ELGN-GI is an enterally (orally or via tube) administered insulin, acting as a targeted local GI therapy to accelerate intestinal development. It is an insulin formulation with excipients which are approved for infant consumption. The product is highly soluble and can be reconstituted in all types of infants' nutrition (human milk and formula) or in water.

When ELGN-GI reaches the GI, the insulin can bind to specific receptors in the bowel and stimulate its development and maturation, as it would have occurred in case of a full-term pregnancy.

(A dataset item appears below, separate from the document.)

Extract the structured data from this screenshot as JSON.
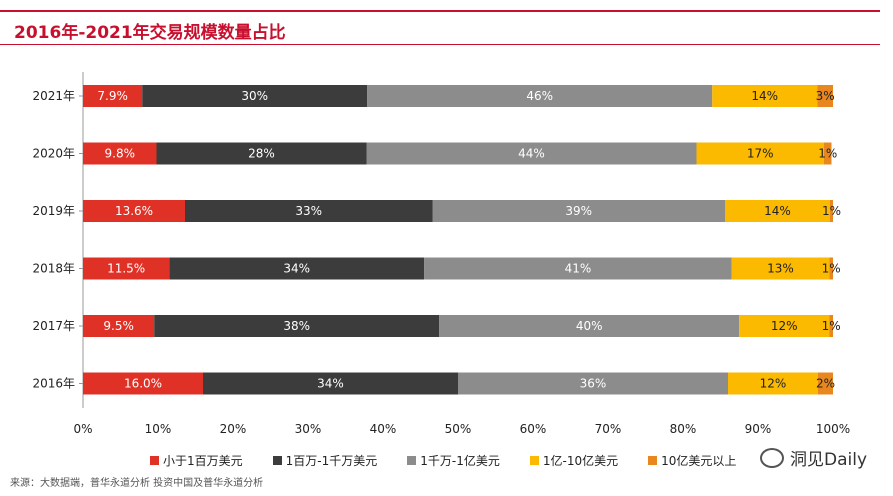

A more rapid gut maturation enables premature infants to reach full enteral feeding faster, meaning that they can consume and absorb all the needed nutrition via their GI tract.

ELGN-GI dose is similar to the physiological levels of insulin found in colostrum (human milk produced in the first few days after delivery). Its effect is local and limited to the infant's intestines, with no systemic exposure (the product isn't absorbed from the baby's gut into the bloodstream).

ELGN-GI is simple to prepare and administer in the NICU, together with the infants nutrition.